Crane's second wife and their son Scotty objected to the way Crane was portrayed in the film, and took to the media to present their side of the story. Shortly before the film's release, Scotty also started the website www.bobcrane.com to provide documents and testimony that would contest the movie's version of his father's story. The website notably featured clips from a pornographic home film loop Bob Crane had made in 1956, before his meeting with Carpenter. (Scotty later removed the pornographic clips from the site.)

In an interview posted to the site, Scotty stated, "My father had been having extramarital affairs and photographing hundreds of nude women engaged in sexual activity since the 1940s. He did not suddenly become a 'sex addict' when he met my mother. We have amateur home erotic movies of his that date back to 1956, and I can assure you that the women in those movies were not his wife at the time. [...]

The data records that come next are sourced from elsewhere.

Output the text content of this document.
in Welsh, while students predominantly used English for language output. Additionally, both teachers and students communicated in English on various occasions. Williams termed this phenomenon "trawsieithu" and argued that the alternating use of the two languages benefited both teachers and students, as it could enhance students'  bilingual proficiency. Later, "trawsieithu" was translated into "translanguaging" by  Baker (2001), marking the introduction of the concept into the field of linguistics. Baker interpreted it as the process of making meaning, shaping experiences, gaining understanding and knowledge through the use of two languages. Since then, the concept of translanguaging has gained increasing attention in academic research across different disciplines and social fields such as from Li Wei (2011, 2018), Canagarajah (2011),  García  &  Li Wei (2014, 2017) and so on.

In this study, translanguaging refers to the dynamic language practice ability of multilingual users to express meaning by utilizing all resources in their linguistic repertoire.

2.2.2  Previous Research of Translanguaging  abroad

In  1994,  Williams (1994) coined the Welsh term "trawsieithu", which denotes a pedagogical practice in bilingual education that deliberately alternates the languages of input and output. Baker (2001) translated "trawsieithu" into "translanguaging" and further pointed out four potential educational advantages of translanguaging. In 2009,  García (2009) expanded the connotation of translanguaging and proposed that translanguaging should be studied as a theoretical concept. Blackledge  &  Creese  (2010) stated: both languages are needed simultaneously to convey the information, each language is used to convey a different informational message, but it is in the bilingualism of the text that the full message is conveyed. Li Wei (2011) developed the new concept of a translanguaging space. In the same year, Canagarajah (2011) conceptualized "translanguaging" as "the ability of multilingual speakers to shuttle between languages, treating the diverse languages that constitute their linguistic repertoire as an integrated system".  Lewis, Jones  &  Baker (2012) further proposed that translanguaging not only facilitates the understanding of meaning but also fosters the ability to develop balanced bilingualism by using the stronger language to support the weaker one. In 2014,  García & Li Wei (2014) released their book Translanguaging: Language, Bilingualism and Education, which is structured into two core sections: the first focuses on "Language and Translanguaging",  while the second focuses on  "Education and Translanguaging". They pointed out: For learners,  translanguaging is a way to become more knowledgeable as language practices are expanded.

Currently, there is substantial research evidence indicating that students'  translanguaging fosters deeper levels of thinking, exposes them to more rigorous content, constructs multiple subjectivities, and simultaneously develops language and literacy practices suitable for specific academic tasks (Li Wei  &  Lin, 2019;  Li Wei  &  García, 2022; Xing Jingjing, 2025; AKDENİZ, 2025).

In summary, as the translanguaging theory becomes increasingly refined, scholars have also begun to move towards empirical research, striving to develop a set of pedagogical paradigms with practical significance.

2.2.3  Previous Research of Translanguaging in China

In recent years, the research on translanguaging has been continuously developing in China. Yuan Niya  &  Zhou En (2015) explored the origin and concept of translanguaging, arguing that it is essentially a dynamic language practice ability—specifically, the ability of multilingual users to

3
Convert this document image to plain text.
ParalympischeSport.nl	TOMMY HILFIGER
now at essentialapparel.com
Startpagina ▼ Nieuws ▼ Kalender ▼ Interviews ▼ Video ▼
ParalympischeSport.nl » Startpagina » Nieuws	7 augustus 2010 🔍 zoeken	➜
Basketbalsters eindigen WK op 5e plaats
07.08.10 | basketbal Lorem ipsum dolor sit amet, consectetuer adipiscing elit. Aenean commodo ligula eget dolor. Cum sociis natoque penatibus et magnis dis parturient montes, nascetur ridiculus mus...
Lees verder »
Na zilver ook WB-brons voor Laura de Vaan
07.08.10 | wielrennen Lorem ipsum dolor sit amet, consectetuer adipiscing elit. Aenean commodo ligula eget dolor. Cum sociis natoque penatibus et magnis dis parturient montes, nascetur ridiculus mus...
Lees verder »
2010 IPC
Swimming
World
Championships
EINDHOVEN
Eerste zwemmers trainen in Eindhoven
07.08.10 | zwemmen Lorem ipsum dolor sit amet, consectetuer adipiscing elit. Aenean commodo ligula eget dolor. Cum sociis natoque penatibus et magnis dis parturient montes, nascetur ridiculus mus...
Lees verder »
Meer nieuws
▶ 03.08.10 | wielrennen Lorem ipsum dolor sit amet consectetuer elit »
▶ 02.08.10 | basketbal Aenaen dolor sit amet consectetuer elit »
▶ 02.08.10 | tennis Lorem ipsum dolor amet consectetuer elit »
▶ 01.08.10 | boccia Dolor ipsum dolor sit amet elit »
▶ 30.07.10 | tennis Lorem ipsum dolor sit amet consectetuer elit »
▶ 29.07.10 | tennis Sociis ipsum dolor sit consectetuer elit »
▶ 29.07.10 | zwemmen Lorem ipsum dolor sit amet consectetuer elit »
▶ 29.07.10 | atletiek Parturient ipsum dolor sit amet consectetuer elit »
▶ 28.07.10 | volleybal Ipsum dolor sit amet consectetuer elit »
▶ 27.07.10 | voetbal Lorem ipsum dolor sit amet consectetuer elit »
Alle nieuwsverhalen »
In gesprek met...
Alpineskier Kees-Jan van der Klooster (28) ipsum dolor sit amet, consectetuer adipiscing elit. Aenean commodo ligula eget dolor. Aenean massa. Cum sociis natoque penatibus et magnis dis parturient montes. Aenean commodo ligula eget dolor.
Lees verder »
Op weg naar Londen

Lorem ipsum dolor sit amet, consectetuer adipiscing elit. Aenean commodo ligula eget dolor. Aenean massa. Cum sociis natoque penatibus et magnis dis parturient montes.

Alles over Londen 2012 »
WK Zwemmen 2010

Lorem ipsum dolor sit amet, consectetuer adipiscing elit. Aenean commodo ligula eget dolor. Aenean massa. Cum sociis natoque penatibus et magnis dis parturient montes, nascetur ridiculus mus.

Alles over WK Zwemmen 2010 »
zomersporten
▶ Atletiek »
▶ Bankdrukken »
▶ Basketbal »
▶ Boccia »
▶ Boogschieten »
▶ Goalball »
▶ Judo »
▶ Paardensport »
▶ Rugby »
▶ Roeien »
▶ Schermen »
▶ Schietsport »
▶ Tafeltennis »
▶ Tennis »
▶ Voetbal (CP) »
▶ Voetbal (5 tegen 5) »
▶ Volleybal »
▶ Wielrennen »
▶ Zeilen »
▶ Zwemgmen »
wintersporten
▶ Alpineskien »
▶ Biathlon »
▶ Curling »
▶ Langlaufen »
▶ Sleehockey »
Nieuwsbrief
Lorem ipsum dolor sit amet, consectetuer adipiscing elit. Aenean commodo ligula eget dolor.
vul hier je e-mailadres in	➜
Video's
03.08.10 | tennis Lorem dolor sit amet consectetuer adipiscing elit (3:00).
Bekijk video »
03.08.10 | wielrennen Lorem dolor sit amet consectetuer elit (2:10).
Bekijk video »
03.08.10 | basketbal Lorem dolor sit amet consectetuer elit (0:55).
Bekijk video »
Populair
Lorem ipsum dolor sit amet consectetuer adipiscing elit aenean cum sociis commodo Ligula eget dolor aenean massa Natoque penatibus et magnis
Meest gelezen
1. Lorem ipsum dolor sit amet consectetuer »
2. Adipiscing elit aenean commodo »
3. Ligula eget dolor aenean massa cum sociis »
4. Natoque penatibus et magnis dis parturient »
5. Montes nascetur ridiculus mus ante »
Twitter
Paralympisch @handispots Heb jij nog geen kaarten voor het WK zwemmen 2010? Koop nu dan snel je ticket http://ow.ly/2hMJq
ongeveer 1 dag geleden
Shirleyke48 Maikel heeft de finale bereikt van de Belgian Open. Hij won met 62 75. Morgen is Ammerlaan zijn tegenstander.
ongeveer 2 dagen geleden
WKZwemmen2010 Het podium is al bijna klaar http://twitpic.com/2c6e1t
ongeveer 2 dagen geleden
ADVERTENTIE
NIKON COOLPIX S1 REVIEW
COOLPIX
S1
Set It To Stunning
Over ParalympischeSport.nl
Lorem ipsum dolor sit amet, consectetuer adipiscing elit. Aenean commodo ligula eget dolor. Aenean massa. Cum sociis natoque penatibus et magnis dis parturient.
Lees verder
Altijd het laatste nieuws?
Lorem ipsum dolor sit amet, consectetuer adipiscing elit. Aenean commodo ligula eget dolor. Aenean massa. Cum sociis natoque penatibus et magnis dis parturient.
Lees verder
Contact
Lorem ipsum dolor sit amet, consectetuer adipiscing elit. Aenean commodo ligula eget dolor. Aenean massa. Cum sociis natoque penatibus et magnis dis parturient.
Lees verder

"My father did attend church -- when people died. He wasn't religious and he didn't raise me to be religious. The whole mythology about him being this church-going saint that was brought down and corrupted by the evils of Hollywood -- is really just a dramatic way to dress up a story. But it's totally untrue. He was an overly sexual person from an early age. In the twelve years that my mom knew him, he went to church three times: my baptism, his father's funeral and his own funeral. He never had a family priest for a 'buddy' as Auto Focus depicts".[1]

His last televised appearance was in the Canadian cooking show Celebrity Cooks.